# Why doesn't Evaluate appear to work in this RegionPlot example with MatchQ?

I am trying to plot the region over which a function of two (real) parameters a and b is real-valued, using RegionPlot and MatchQ. In general this will be a complicated function with real and complex parts, but to illustrate the query I will use a simple function, a^2 + b^2:

RegionPlot[MatchQ[(a^2 + b^2), _Real],{a,-2,2},{b,-2,2}]


As expected, RegionPlot colors the whole region. This is because RegionPlot presumably evaluates its predicate - here MatchQ - on the a,b mesh before plotting, so that the expression a^2+b^2 in MatchQ is manifestly real, i.e. the Head of the resulting expression is Real and MatchQ evaluates to True. On its own however, with no contextual information on a or b,

MatchQ[(a^2 + b^2), _Real]


evaluates to

False


as expected. Now if I replace a^2+b^2 with

Evaluate[Expand[(a + I b) (a - I b)]]


i.e.

RegionPlot[MatchQ[Evaluate[Expand[(a + I b) (a - I b)]], _Real],{a,-2,2},{b,-2,2}]


RegionPlot displays a completely blank region (also the case for ComplexExpand). Since Evaluate should have presumably overridden the HoldAll attribute of RegionPlot, I would have expected the expression to evaluate to Real and therefore for the MatchQ to evaluate to True, so why doesn't RegionPlot display the region in this case?

-
Evaluate overrides only Hold-attributes of heads immediately enclosing it, but you have another layer here (MatchQ). This discussion might help. –  Leonid Shifrin May 6 '12 at 11:49
thanks for the link: yes, a useful and comprehensive discussion on lexical vs dynamic scoping. –  NCM May 7 '12 at 2:02

## 2 Answers

As it turns out, the Evaluate is only evaluated immediately if it is top level in the argument, as the following code shows:

ClearAll[test];SetAttributes[test,HoldAll];test[x_]:=Hold[x]
test[Evaluate[1+1]]
(*
==> Hold[2]
*)
test[f[Evaluate[1+1]]]
(*
==> Hold[f[Evaluate[1+1]]]
*)


Since in your code it is not top level, it is passed on together with the rest of the expression to RegionPlot. It is evaluated at a point where the variables already have numerical values. And this gives a complex result with imaginary part numerically zero, as the following proves:

ClearAll[f];SetAttributes[f,HoldAll];f[x_]:=Block[{a=1.,b=1.},x]
f[Head[Evaluate[(a+I b)(a-I b)]]]
(*
==> Complex
*)
f[(a+I b)(a-I b)]
(*
==> 2.+0. I
*)


You can get rid of the numerically zero imaginary part by using Chop:

RegionPlot[MatchQ[Chop@Evaluate[Expand[(a+I b) (a-I b)]],_Real],{a,-2,2},{b,-2,2}]

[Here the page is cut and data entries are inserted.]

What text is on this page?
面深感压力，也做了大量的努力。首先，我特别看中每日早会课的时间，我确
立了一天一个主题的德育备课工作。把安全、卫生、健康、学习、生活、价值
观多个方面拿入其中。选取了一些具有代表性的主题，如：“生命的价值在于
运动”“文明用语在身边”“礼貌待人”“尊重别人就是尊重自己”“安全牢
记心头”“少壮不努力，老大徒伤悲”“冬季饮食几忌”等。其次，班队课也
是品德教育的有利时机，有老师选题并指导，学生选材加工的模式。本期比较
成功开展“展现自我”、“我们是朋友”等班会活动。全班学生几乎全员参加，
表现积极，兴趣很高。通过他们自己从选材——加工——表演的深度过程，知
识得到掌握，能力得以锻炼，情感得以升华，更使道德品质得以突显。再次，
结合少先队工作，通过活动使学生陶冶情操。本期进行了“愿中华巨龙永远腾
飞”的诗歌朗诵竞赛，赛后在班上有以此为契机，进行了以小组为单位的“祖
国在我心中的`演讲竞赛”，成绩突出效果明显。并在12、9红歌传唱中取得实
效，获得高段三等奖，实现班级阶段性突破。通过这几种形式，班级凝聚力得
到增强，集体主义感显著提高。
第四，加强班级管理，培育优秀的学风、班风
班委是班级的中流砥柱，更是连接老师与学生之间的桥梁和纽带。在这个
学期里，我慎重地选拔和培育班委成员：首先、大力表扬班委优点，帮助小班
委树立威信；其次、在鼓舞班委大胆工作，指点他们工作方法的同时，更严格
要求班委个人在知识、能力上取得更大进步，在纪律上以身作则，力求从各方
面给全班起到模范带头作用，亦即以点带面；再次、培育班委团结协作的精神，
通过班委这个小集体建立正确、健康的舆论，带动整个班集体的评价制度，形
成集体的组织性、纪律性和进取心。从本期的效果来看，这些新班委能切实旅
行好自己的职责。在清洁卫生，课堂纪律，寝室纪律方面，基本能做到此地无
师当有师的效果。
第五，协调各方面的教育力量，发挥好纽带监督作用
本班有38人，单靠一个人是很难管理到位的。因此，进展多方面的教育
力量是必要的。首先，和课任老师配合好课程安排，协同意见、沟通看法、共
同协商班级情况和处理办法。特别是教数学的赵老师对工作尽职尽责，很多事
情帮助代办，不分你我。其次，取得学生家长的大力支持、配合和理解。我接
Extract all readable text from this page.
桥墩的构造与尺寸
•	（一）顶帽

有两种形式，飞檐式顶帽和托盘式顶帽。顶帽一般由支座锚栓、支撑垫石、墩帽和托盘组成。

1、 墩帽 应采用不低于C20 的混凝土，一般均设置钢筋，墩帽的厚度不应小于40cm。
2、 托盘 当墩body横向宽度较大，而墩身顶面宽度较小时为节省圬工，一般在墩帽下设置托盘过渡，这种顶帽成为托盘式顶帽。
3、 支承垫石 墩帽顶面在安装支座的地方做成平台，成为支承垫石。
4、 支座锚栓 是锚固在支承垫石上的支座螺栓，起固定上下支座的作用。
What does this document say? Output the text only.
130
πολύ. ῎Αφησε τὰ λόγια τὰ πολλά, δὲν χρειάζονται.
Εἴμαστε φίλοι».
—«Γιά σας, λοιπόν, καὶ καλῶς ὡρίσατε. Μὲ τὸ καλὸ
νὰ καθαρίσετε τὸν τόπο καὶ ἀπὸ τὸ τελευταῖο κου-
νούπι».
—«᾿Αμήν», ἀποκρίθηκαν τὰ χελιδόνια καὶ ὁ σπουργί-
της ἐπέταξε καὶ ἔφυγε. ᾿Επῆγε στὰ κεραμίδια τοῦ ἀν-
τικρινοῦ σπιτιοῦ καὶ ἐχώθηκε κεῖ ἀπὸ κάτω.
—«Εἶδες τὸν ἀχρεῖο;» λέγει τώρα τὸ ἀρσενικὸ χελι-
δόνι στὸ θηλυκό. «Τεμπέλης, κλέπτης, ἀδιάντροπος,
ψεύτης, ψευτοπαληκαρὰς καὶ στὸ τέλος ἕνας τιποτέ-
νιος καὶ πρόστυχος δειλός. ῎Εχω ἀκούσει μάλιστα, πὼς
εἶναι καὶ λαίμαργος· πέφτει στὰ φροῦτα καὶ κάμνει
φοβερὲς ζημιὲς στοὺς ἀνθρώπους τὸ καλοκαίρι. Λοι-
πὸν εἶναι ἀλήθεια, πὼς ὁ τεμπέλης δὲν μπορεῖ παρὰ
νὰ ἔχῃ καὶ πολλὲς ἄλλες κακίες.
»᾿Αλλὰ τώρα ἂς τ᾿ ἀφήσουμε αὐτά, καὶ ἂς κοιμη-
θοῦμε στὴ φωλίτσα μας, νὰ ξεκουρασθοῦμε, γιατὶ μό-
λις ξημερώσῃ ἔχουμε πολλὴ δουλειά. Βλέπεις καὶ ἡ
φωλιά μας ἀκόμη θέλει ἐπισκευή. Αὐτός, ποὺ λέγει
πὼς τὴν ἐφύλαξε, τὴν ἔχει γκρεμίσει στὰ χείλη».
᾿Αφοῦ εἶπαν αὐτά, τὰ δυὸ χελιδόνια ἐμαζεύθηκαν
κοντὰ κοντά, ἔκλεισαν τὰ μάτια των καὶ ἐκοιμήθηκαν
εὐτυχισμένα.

More generally, to evaluate just part of an expression passed to a function with HoldAll attribute, you can use With:

With[{expr=Expand[(a+I b)(a-I b)]},
RegionPlot[MatchQ[expr,_Real],{a,-2,2},{b,-2,2}]]

-
Many thanks: I suspect Chopping will likely be required with the actual function concerned so appreciate the pointer. Useful tip on the evaluation sequence. –  NCM May 6 '12 at 14:57
@NCM: Thank you for the accept. –  celtschk May 6 '12 at 16:01

I haven't tried to fix your code, but I suppose I would try to plot the region like so

RegionPlot[Sqrt[1 - (x^2 + y^2)] ==
Re[Sqrt[1 - (x^2 + y^2)]], {x, -2, 2}, {y, -2, 2}]


Or even using DensityPlot, which only plots spots where the function is real.

DensityPlot[Sqrt[1 - (x^2 + y^2)], {x, -2, 2}, {y, -2, 2}]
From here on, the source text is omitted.